How true these statements are was clearly shown in a parent survey (discussed in more detail below) which revealed that:

· Most parents relied on some combination of verbal reprimands, restrictions of activities, and spanking in response to inappropriate behavior,

· Over two-thirds of the parents realized that their approaches did not really work,

· Most of the remaining third found that their "successes" did not lead to lasting changes in behavior, and

· Few parents recognized that positive responses to their kids’ appropriate behavior actually has a major role in discipline.

These survey findings provide a discouraging picture of parents working hard to guide their children while relying almost exclusively on punishment which they, themselves, reported doesn’t produce lasting changes in behavior.

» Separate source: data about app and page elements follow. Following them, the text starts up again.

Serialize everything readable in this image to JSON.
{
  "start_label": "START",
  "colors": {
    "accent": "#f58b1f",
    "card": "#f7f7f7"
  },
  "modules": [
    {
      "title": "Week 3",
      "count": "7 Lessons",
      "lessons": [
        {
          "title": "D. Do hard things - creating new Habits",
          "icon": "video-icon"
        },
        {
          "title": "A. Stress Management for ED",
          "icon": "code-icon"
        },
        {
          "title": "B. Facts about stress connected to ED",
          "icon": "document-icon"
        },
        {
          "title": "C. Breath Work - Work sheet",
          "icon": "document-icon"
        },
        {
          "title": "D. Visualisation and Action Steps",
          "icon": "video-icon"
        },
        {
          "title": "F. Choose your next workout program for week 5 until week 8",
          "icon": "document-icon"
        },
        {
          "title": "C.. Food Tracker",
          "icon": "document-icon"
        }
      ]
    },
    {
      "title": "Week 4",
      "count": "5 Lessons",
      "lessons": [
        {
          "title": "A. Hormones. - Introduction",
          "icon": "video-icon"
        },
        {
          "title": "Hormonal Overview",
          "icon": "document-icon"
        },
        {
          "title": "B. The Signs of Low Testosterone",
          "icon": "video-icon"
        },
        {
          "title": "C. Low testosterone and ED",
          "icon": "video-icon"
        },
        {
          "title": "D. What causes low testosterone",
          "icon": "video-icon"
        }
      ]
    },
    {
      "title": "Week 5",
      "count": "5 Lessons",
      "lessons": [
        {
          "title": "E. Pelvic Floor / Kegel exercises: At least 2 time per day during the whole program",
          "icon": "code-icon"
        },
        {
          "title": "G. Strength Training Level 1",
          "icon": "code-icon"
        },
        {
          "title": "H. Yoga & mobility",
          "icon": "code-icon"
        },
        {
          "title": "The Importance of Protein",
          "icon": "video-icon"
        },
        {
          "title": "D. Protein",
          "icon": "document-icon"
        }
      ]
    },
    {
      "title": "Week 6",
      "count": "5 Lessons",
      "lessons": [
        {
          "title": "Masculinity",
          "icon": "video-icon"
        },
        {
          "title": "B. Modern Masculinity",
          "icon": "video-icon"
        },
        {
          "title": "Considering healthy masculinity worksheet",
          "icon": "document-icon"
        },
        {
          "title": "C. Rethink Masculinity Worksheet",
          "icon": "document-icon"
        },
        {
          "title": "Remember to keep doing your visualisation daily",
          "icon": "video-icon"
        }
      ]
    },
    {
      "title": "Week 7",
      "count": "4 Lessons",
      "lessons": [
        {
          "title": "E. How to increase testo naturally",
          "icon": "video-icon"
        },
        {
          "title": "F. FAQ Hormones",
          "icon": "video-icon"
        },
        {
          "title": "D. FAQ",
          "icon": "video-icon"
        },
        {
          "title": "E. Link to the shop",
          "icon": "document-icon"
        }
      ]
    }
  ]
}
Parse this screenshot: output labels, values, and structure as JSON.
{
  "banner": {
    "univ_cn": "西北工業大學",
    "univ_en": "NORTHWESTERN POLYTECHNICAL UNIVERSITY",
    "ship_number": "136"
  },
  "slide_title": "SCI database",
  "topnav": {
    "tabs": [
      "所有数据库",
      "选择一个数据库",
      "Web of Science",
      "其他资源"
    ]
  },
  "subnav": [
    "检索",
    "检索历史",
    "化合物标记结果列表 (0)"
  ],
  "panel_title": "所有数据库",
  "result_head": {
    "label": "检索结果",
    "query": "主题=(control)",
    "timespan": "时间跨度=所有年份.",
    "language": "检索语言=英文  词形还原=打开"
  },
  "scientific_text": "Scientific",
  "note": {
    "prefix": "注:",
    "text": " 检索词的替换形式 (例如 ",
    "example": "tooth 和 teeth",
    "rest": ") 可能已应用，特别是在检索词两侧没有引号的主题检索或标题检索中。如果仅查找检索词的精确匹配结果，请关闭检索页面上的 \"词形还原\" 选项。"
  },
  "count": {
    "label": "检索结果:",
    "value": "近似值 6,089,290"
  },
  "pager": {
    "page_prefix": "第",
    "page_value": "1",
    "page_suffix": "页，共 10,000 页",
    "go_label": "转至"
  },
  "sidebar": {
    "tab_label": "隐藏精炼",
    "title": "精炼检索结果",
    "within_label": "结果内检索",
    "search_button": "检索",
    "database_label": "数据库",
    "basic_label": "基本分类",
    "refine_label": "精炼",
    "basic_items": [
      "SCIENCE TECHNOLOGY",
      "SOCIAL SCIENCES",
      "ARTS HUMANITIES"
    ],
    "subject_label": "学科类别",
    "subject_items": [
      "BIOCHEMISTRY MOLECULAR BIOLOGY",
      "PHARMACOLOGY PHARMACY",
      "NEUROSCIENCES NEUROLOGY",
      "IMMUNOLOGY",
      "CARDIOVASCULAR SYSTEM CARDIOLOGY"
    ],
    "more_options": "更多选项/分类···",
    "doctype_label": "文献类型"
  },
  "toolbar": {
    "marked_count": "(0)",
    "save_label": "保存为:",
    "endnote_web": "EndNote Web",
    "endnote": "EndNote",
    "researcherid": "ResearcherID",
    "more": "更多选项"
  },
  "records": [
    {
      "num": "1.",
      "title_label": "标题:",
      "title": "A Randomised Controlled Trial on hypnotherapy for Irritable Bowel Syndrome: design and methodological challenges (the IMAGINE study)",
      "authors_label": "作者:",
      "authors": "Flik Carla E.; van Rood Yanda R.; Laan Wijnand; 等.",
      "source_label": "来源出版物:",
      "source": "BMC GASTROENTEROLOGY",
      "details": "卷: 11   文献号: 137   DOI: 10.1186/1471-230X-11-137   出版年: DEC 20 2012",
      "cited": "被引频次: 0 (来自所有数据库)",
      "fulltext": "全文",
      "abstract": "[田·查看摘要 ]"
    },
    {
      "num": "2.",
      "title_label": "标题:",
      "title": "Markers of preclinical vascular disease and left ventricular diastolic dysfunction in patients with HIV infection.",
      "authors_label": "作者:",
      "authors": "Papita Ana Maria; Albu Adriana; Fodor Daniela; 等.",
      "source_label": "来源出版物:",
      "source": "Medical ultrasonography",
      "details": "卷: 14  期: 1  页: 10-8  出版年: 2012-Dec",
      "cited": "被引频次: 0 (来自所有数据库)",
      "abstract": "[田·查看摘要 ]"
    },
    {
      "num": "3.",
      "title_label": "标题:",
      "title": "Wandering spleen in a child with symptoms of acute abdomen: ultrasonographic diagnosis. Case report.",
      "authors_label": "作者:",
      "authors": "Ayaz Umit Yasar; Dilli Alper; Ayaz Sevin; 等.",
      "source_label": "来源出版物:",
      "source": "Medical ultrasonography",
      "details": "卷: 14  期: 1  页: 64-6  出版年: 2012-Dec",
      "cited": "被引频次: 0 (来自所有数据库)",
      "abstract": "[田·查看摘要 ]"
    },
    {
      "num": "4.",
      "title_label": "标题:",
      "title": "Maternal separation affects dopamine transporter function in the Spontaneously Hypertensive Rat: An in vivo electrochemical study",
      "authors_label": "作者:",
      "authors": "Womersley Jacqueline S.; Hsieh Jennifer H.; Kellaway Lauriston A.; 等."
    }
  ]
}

Fortunately, when focused well, efforts to provide children with appropriate discipline can produce much more constructive results. My work with parenting classes showed that children respond to parental guidance almost from birth, as part of a natural developmental sequence, discussed at length below. By being aware of the process, parents can build an effective and loving overall approach to parenting, a positive approach that does not depend upon negative reactions from parents.

In fact, in keeping with what parents report from their own experience, a major operating principle of this book is that "discipline" and "punishment" are not the same thing. This principle is based on a great deal of evidence indicating that:

· Punishment is largely ineffective in changing behavior,

· When it does seem to work, the effects don’t last very long,

· Punishment is least effective with kids most in need of help in controlling their own behavior,

· Often punishment distracts parents from their original expectations, so that their kids may serve their penalty and avoid their responsibilities,

· Punishment causes unnecessary and counter-productive anger and frustration in parent-child relationships, and

· Surprisingly often, punishment actually works against the intended goal by rewarding children with attention and a sense of control during inappropriate behavior, making them more, rather than less, likely to misbehave again.

Since punishment is generally ineffective, the central challenge for parents is to understand what does contribute to constructive outcomes in child-rearing, and then to apply that understanding in day-to-day interactions with their children. This book is intended to provide parents with the required understanding, along with a detailed and practical guide for establishing a home program for teaching children discipline.